Recepire i nuovi principi contabili in allegato al decreto correttivo
tenendo conto degli aggiornamenti più recenti riferiti agli esiti della
sperimentazione del 2014

Appare necessario che in allegato al decreto correttivo siano approvati i principi
contabili nel testo più recente licenziato dal gruppo di lavoro operante presso il
Ministero dell’Economia e formalmente approvati in linea tecnica.
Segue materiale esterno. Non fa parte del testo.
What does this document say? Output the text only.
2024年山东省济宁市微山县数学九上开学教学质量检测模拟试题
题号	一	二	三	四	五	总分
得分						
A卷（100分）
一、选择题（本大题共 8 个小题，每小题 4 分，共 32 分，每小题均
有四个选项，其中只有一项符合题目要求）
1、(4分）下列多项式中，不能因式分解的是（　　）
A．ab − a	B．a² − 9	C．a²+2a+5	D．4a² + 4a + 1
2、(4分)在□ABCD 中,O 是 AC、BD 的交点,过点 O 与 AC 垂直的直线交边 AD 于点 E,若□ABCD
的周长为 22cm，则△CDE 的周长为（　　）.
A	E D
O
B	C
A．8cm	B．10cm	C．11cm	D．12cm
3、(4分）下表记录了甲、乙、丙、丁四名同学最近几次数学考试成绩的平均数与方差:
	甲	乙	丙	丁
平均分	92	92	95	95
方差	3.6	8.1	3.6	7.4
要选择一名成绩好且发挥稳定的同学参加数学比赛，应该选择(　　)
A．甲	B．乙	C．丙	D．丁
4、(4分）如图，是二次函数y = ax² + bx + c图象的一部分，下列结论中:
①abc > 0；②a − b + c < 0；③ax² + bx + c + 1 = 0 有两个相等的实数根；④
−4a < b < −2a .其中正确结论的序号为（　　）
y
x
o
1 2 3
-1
Tali principi sono adeguati agli esiti della sperimentazione relativa anche al
2014, in corso, e perciò rispondono in modo ottimale alle esigenze degli enti
manifestate anche nel corso del lavoro degli ultimi mesi. Trattandosi di allegati al decreto, approvati in line tecnica dall’apposita
struttura come sopra indicato, non dovrebbero sussistere problemi procedurali
per accogliere la richiesta.

Recepimento dell’intesa sancita in Conferenza Unificata
Infine, si ricorda che in sede di Conferenza Unificata, lo scorso 3 aprile, è stata
sancita l’intesa tra Governo, Regioni ed enti locali, contenente alcuni
emendamenti – proposti ed accolti – allo schema di decreto legislativo
concernente disposizioni integrative e correttive del dlgs 118/2011.